Diese Liste hat als erste Spalte ein Häkchen, also eine Erledigungskennung.
Die zweite Spalte ist ein Ausrufezeichen, also eine Priorität.

Wie kann ich eine Aufgabe erfassen, die eine niedrige oder hohe Priorität hat?
Welche weiteren Prioritäten gibt es noch?
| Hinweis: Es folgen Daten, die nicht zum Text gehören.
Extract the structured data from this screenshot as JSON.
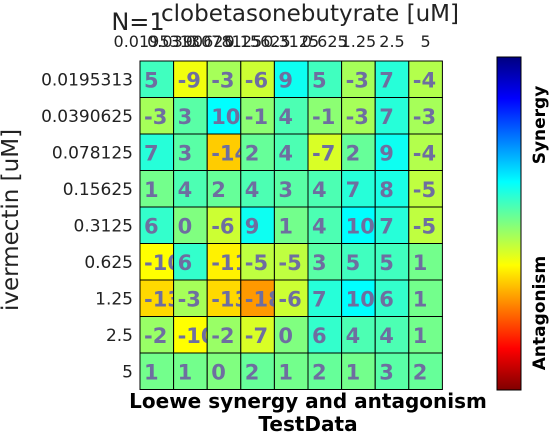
{
  "chart_data": {
    "type": "heatmap",
    "n_label": "N=1",
    "xlabel": "clobetasonebutyrate [uM]",
    "ylabel": "ivermectin [uM]",
    "x_ticks": [
      "0.0195313",
      "0.0390625",
      "0.078125",
      "0.15625",
      "0.3125",
      "0.625",
      "1.25",
      "2.5",
      "5"
    ],
    "y_ticks": [
      "0.0195313",
      "0.0390625",
      "0.078125",
      "0.15625",
      "0.3125",
      "0.625",
      "1.25",
      "2.5",
      "5"
    ],
    "values": [
      [
        5,
        -9,
        -3,
        -6,
        9,
        5,
        -3,
        7,
        -4
      ],
      [
        -3,
        3,
        10,
        -1,
        4,
        -1,
        -3,
        7,
        -3
      ],
      [
        7,
        3,
        -14,
        2,
        4,
        -7,
        2,
        9,
        -4
      ],
      [
        1,
        4,
        2,
        4,
        3,
        4,
        7,
        8,
        -5
      ],
      [
        6,
        0,
        -6,
        9,
        1,
        4,
        10,
        7,
        -5
      ],
      [
        -10,
        6,
        -11,
        -5,
        -5,
        3,
        5,
        5,
        1
      ],
      [
        -13,
        -3,
        -13,
        -18,
        -6,
        7,
        10,
        6,
        1
      ],
      [
        -2,
        -10,
        -2,
        -7,
        0,
        6,
        4,
        4,
        1
      ],
      [
        1,
        1,
        0,
        2,
        1,
        2,
        1,
        3,
        2
      ]
    ],
    "color_range": [
      -40,
      40
    ],
    "colorbar_labels": {
      "top": "Synergy",
      "bottom": "Antagonism"
    },
    "title_line1": "Loewe synergy and antagonism",
    "title_line2": "TestData",
    "colors": {
      "value_text": "#6e6ea0",
      "grid": "#000000"
    }
  }
}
Wie kann ich eine Aufgabe als erledigt kennzeichen?
Was muss ich da als Kommentar eingeben?

Wenn ich eine Aufgabe markiere, die rechte Maustaste drücke und "Properties" wähle, sehe ich einen Dialog in dem ich nichts ändern kann.
Dort sind aber die Felder "Priority" und Completed" zu sehen.


*Bookmarks*
Gibt es in Eclipse Bookmarks, die ich direkt ansprichen kann?
In Delphi kann ich mit STRG+SHIFT+1 ein Bookmark mit der Nummer 1 setzen. Mit STRG+SHIFT+1 das Bookmark 2.
Mit STRG+1 springe ich das erste Bookmark an.
Ich kann also gezielt ein Bookmark anspringen.

Gibt es so was in Eclipse auch? 
Ich kann zwar eine Bookmark über "Edit -> Add Bookmark" setzen, aber wie kann ich jede Bookmark per Tastenkombination DIREKT anspringen?
Wenn ich 5 Bookmarks habe, will ich gezielt zur Bookmark 3 springen und nicht erst die Bookmark-Liste unterhalb dem Code auswählen (das Register) und dann das Bookmark.
Gibt es da einen schnelleren Weg?


Danke für die Hilfe


Gruß


OLLI


----------



## Illuvatar (18. Jan 2007)

Verschoben


----------



## Wildcard (18. Jan 2007)

Ich glaube bearbeiten(Priorität, erledigt,...) kannst du nur Tasks die du selbst anlegst, also nicht die kleinen Source-Code Hints (TODO).
In der Task Vew kannst du Filter setzten und damit Prioritäten und Ähnliches Filtern.
Zu den Bookmarks kann ich dich nur an Window -> Preferences -> General -> Keys verweisen.
Darin kannst du dir alle Shortcuts ansehen und neue anlegen.
Keine Ahnung ob was für die Bookmarks dabei ist.


----------